Evaluating defense is hard, whether you’re doing it with your eyes or your spreadsheets. g- (“g minus”) is our attempt to better evaluate defense using the common currency of goals, allocated to players all over the field. Goals Added gave us a tool to quantify the value of actions all over the field, and here we inverted those values to debit defenders rather than credit attackers. There’s a nice symmetry to it, but did it work? 

I think there are some positives to be taken from the Results section before we rehash the clear shortcomings. In the normalized defensive ratings–i.e., the combination of g- and Interrupting g+–we got players on good defensive teams. This was expected, because we know that player g- sums to team g+ allowed (basically), and it’s a good thing. Good defensive teams are made up of good defensive players–or at least, players who are so good offensively that it becomes good defense. I actually kind of like that it might be valuing that, too. 

But we also got Bravo from Portland’s 2021 team, 3rd worst by team g+ allowed that season, and Judson from San Jose’s 2019 team, 9th worst by team g+ allowed. These players go against the grain, finding a way to perform well here on bad teams. Yes, their strengths were their interrupting prowess, not necessarily their ability to prevent g+ from flowing through their zones, but I think that was exactly what Tiotal Football was getting at in the introduction. Interrupting g+ is mostly meaningless unless you can control for the opportunities the player had to interrupt in some way–like a denominator to help control the numerator. On the offensive side, if a player completes 100 passes per game, what does it matter if he turns it over 100 times, as well? Passes attempted, and the more advanced expected passes completed, become that control. I think maybe we have created something that can help control for otherwise unmitigated Interrupting g+! 

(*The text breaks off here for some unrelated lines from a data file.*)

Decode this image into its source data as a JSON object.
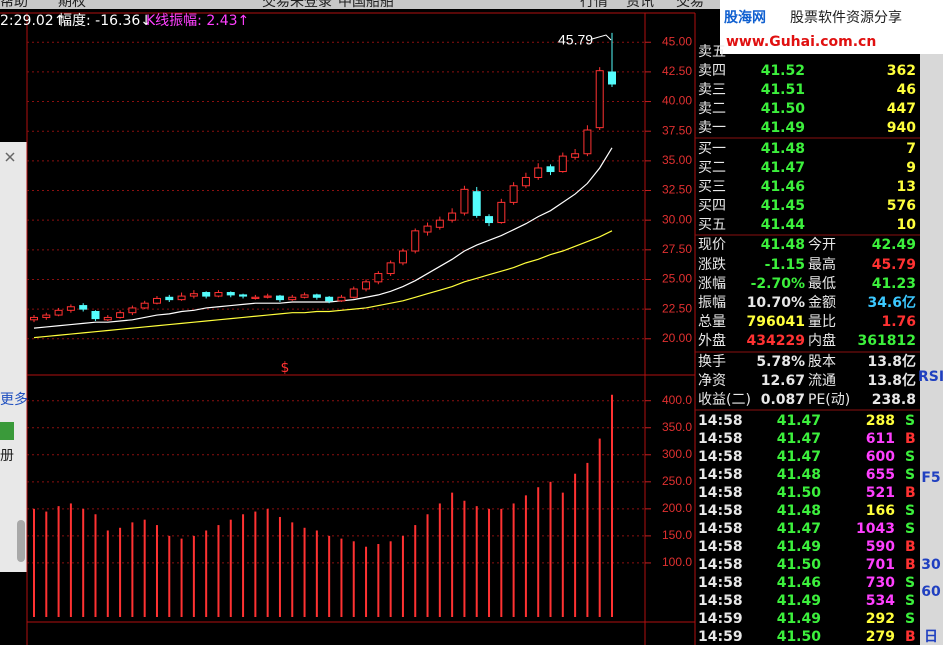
{
  "menu": [
    "帮助",
    "期权",
    "交易未登录",
    "中国船舶",
    "行情",
    "资讯",
    "交易"
  ],
  "indicator_bar": [
    "2:29.02↑",
    "幅度: -16.36↓",
    "K线振幅: 2.43↑"
  ],
  "watermark": {
    "brand": "股海网",
    "slogan": "股票软件资源分享",
    "url": "www.Guhai.com.cn"
  },
  "sidebar": [
    "更多",
    "册"
  ],
  "toolbar": [
    "RSI",
    "F5",
    "30",
    "60",
    "日"
  ],
  "chart_data": [
    {
      "type": "candlestick",
      "annotation": "45.79",
      "marker": "$",
      "categories": [
        null,
        null,
        null,
        null,
        null,
        null,
        null,
        null,
        null,
        null,
        null,
        null,
        null,
        null,
        null,
        null,
        null,
        null,
        null,
        null,
        null,
        null,
        null,
        null,
        null,
        null,
        null,
        null,
        null,
        null,
        null,
        null,
        null,
        null,
        null,
        null,
        null,
        null,
        null,
        null,
        null,
        null,
        null,
        null,
        null,
        null,
        null,
        null
      ],
      "open": [
        21.6,
        21.8,
        22.0,
        22.4,
        22.8,
        22.3,
        21.6,
        21.8,
        22.2,
        22.6,
        23.0,
        23.5,
        23.3,
        23.6,
        23.9,
        23.6,
        23.9,
        23.7,
        23.4,
        23.5,
        23.6,
        23.3,
        23.5,
        23.7,
        23.5,
        23.2,
        23.5,
        24.2,
        24.8,
        25.5,
        26.4,
        27.4,
        29.0,
        29.4,
        30.0,
        30.6,
        32.4,
        30.3,
        29.8,
        31.5,
        32.9,
        33.6,
        34.5,
        34.1,
        35.3,
        35.6,
        37.8,
        42.49
      ],
      "high": [
        22.0,
        22.2,
        22.6,
        22.9,
        23.0,
        22.4,
        22.0,
        22.4,
        22.8,
        23.2,
        23.6,
        23.7,
        23.9,
        24.1,
        24.0,
        24.1,
        24.0,
        23.8,
        23.7,
        23.8,
        23.7,
        23.7,
        23.9,
        23.8,
        23.6,
        23.7,
        24.4,
        25.0,
        25.7,
        26.6,
        27.6,
        29.3,
        29.8,
        30.3,
        31.0,
        32.9,
        32.8,
        30.5,
        31.8,
        33.2,
        34.0,
        34.8,
        34.7,
        35.7,
        36.0,
        38.0,
        42.9,
        45.79
      ],
      "low": [
        21.4,
        21.6,
        21.9,
        22.2,
        22.3,
        21.5,
        21.5,
        21.7,
        22.0,
        22.5,
        22.9,
        23.1,
        23.2,
        23.4,
        23.4,
        23.5,
        23.5,
        23.4,
        23.3,
        23.4,
        23.1,
        23.2,
        23.4,
        23.3,
        23.0,
        23.1,
        23.4,
        24.0,
        24.6,
        25.3,
        26.2,
        27.2,
        28.7,
        29.2,
        29.8,
        30.4,
        30.2,
        29.5,
        29.7,
        31.3,
        32.7,
        33.4,
        33.8,
        34.0,
        35.1,
        35.4,
        37.6,
        41.23
      ],
      "close": [
        21.8,
        22.0,
        22.4,
        22.7,
        22.5,
        21.7,
        21.8,
        22.2,
        22.6,
        23.0,
        23.4,
        23.3,
        23.6,
        23.8,
        23.6,
        23.9,
        23.7,
        23.6,
        23.5,
        23.6,
        23.3,
        23.5,
        23.7,
        23.5,
        23.2,
        23.5,
        24.2,
        24.8,
        25.5,
        26.4,
        27.4,
        29.1,
        29.5,
        30.0,
        30.6,
        32.6,
        30.4,
        29.8,
        31.5,
        32.9,
        33.6,
        34.4,
        34.1,
        35.4,
        35.6,
        37.6,
        42.6,
        41.48
      ],
      "up_color": "#ff3232",
      "down_color": "#54fcfc",
      "series": [
        {
          "color": "#ffffff",
          "values": [
            20.9,
            21.0,
            21.1,
            21.2,
            21.3,
            21.4,
            21.4,
            21.5,
            21.6,
            21.8,
            22.0,
            22.1,
            22.3,
            22.4,
            22.6,
            22.7,
            22.8,
            22.9,
            23.0,
            23.0,
            23.0,
            23.1,
            23.1,
            23.1,
            23.1,
            23.2,
            23.3,
            23.5,
            23.7,
            24.0,
            24.4,
            24.9,
            25.5,
            26.1,
            26.7,
            27.4,
            27.9,
            28.3,
            28.7,
            29.2,
            29.7,
            30.3,
            30.8,
            31.5,
            32.2,
            33.1,
            34.4,
            36.1
          ]
        },
        {
          "color": "#ffff3c",
          "values": [
            20.1,
            20.2,
            20.3,
            20.4,
            20.5,
            20.6,
            20.7,
            20.8,
            20.9,
            21.0,
            21.1,
            21.2,
            21.3,
            21.4,
            21.5,
            21.6,
            21.7,
            21.8,
            21.9,
            22.0,
            22.1,
            22.2,
            22.2,
            22.3,
            22.3,
            22.4,
            22.5,
            22.6,
            22.8,
            23.0,
            23.2,
            23.5,
            23.8,
            24.1,
            24.4,
            24.8,
            25.1,
            25.4,
            25.7,
            26.0,
            26.4,
            26.7,
            27.1,
            27.4,
            27.8,
            28.2,
            28.6,
            29.1
          ]
        }
      ],
      "ylim": [
        17.2,
        46.2
      ],
      "yticks": [
        {
          "value": 20,
          "label": "20.00"
        },
        {
          "value": 22.5,
          "label": "22.50"
        },
        {
          "value": 25,
          "label": "25.00"
        },
        {
          "value": 27.5,
          "label": "27.50"
        },
        {
          "value": 30,
          "label": "30.00"
        },
        {
          "value": 32.5,
          "label": "32.50"
        },
        {
          "value": 35,
          "label": "35.00"
        },
        {
          "value": 37.5,
          "label": "37.50"
        },
        {
          "value": 40,
          "label": "40.00"
        },
        {
          "value": 42.5,
          "label": "42.50"
        },
        {
          "value": 45,
          "label": "45.00"
        }
      ],
      "grid": true
    },
    {
      "type": "bar",
      "categories": [
        null,
        null,
        null,
        null,
        null,
        null,
        null,
        null,
        null,
        null,
        null,
        null,
        null,
        null,
        null,
        null,
        null,
        null,
        null,
        null,
        null,
        null,
        null,
        null,
        null,
        null,
        null,
        null,
        null,
        null,
        null,
        null,
        null,
        null,
        null,
        null,
        null,
        null,
        null,
        null,
        null,
        null,
        null,
        null,
        null,
        null,
        null,
        null
      ],
      "values": [
        200,
        195,
        205,
        210,
        200,
        190,
        160,
        165,
        175,
        180,
        170,
        150,
        145,
        150,
        160,
        170,
        180,
        190,
        195,
        200,
        185,
        175,
        165,
        160,
        150,
        145,
        140,
        130,
        135,
        140,
        150,
        170,
        190,
        210,
        230,
        215,
        205,
        200,
        200,
        210,
        225,
        240,
        250,
        230,
        265,
        285,
        330,
        411
      ],
      "color": "#ff3232",
      "ylim": [
        0,
        442
      ],
      "yticks": [
        {
          "value": 100,
          "label": "100.0"
        },
        {
          "value": 150,
          "label": "150.0"
        },
        {
          "value": 200,
          "label": "200.0"
        },
        {
          "value": 250,
          "label": "250.0"
        },
        {
          "value": 300,
          "label": "300.0"
        },
        {
          "value": 350,
          "label": "350.0"
        },
        {
          "value": 400,
          "label": "400.0"
        }
      ],
      "grid": true
    }
  ],
  "order_book": [
    {
      "label": "卖五"
    },
    {
      "label": "卖四",
      "price": "41.52",
      "volume": 362
    },
    {
      "label": "卖三",
      "price": "41.51",
      "volume": 46
    },
    {
      "label": "卖二",
      "price": "41.50",
      "volume": 447
    },
    {
      "label": "卖一",
      "price": "41.49",
      "volume": 940
    },
    {
      "label": "买一",
      "price": "41.48",
      "volume": 7
    },
    {
      "label": "买二",
      "price": "41.47",
      "volume": 9
    },
    {
      "label": "买三",
      "price": "41.46",
      "volume": 13
    },
    {
      "label": "买四",
      "price": "41.45",
      "volume": 576
    },
    {
      "label": "买五",
      "price": "41.44",
      "volume": 10
    }
  ],
  "quote": [
    [
      {
        "label": "现价",
        "value": "41.48",
        "color": "#3cf03c"
      },
      {
        "label": "今开",
        "value": "42.49",
        "color": "#3cf03c"
      }
    ],
    [
      {
        "label": "涨跌",
        "value": "-1.15",
        "color": "#3cf03c"
      },
      {
        "label": "最高",
        "value": "45.79",
        "color": "#ff3232"
      }
    ],
    [
      {
        "label": "涨幅",
        "value": "-2.70%",
        "color": "#3cf03c"
      },
      {
        "label": "最低",
        "value": "41.23",
        "color": "#3cf03c"
      }
    ],
    [
      {
        "label": "振幅",
        "value": "10.70%",
        "color": "#e8e8e8"
      },
      {
        "label": "金额",
        "value": "34.6亿",
        "color": "#3cc8ff"
      }
    ],
    [
      {
        "label": "总量",
        "value": "796041",
        "color": "#ffff3c"
      },
      {
        "label": "量比",
        "value": "1.76",
        "color": "#ff3232"
      }
    ],
    [
      {
        "label": "外盘",
        "value": "434229",
        "color": "#ff3232"
      },
      {
        "label": "内盘",
        "value": "361812",
        "color": "#3cf03c"
      }
    ],
    [
      {
        "label": "换手",
        "value": "5.78%",
        "color": "#e8e8e8"
      },
      {
        "label": "股本",
        "value": "13.8亿",
        "color": "#e8e8e8"
      }
    ],
    [
      {
        "label": "净资",
        "value": "12.67",
        "color": "#e8e8e8"
      },
      {
        "label": "流通",
        "value": "13.8亿",
        "color": "#e8e8e8"
      }
    ],
    [
      {
        "label": "收益(二)",
        "value": "0.087",
        "color": "#e8e8e8"
      },
      {
        "label": "PE(动)",
        "value": "238.8",
        "color": "#e8e8e8"
      }
    ]
  ],
  "ticks": [
    {
      "time": "14:58",
      "price": "41.47",
      "volume": 288,
      "side": "S"
    },
    {
      "time": "14:58",
      "price": "41.47",
      "volume": 611,
      "side": "B"
    },
    {
      "time": "14:58",
      "price": "41.47",
      "volume": 600,
      "side": "S"
    },
    {
      "time": "14:58",
      "price": "41.48",
      "volume": 655,
      "side": "S"
    },
    {
      "time": "14:58",
      "price": "41.50",
      "volume": 521,
      "side": "B"
    },
    {
      "time": "14:58",
      "price": "41.48",
      "volume": 166,
      "side": "S"
    },
    {
      "time": "14:58",
      "price": "41.47",
      "volume": 1043,
      "side": "S"
    },
    {
      "time": "14:58",
      "price": "41.49",
      "volume": 590,
      "side": "B"
    },
    {
      "time": "14:58",
      "price": "41.50",
      "volume": 701,
      "side": "B"
    },
    {
      "time": "14:58",
      "price": "41.46",
      "volume": 730,
      "side": "S"
    },
    {
      "time": "14:58",
      "price": "41.49",
      "volume": 534,
      "side": "S"
    },
    {
      "time": "14:59",
      "price": "41.49",
      "volume": 292,
      "side": "S"
    },
    {
      "time": "14:59",
      "price": "41.50",
      "volume": 279,
      "side": "B"
    }
  ]
}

There were also many shortcomings and challenges presented throughout this deep dive into g-. At its core, determining defensive responsibility is hard no matter how much data you have. Was that player actually covering for another who deserves the blame? Was the attacker out of position because their role is to, well, attack? For this metric to be a meaningful compliment to g+ and overall value, should we even care what their role is? Tracking data does not magically solve any of this.

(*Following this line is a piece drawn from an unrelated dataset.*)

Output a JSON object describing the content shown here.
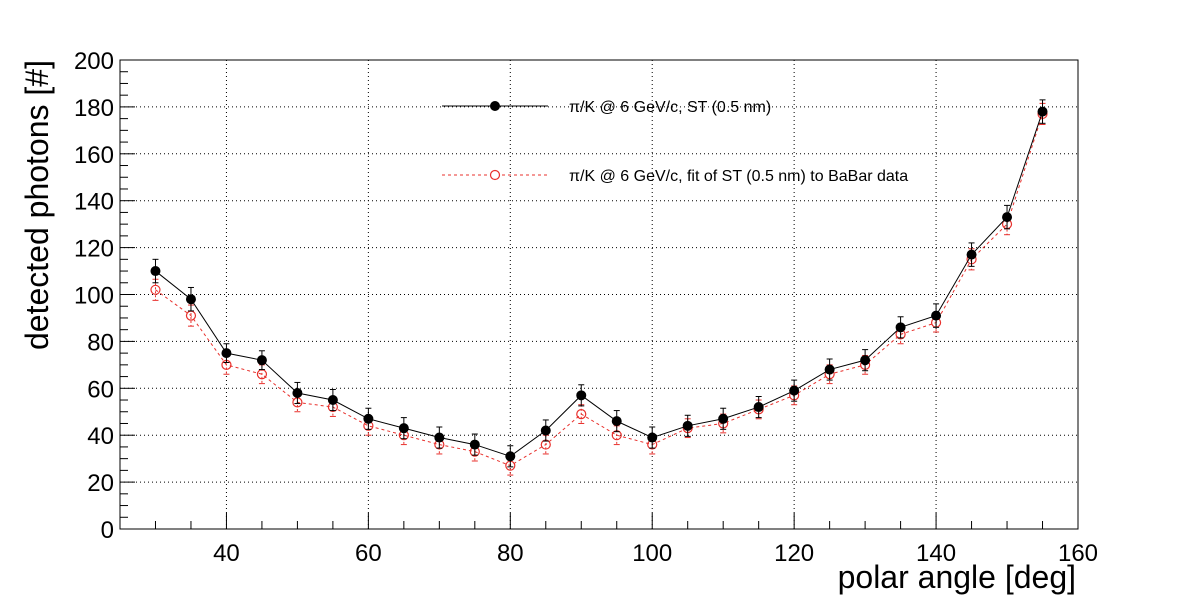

Looking ahead, how are we going to evaluate set pieces? Is there a better approach for debiting attacking players without relying on the positional normalization trick? Should we include goal keepers? At this point I’m just full of questions with few answers. In the end, it seems like this iteration of g- could be useful, while still falling well short of a silver bullet to defensive evaluation.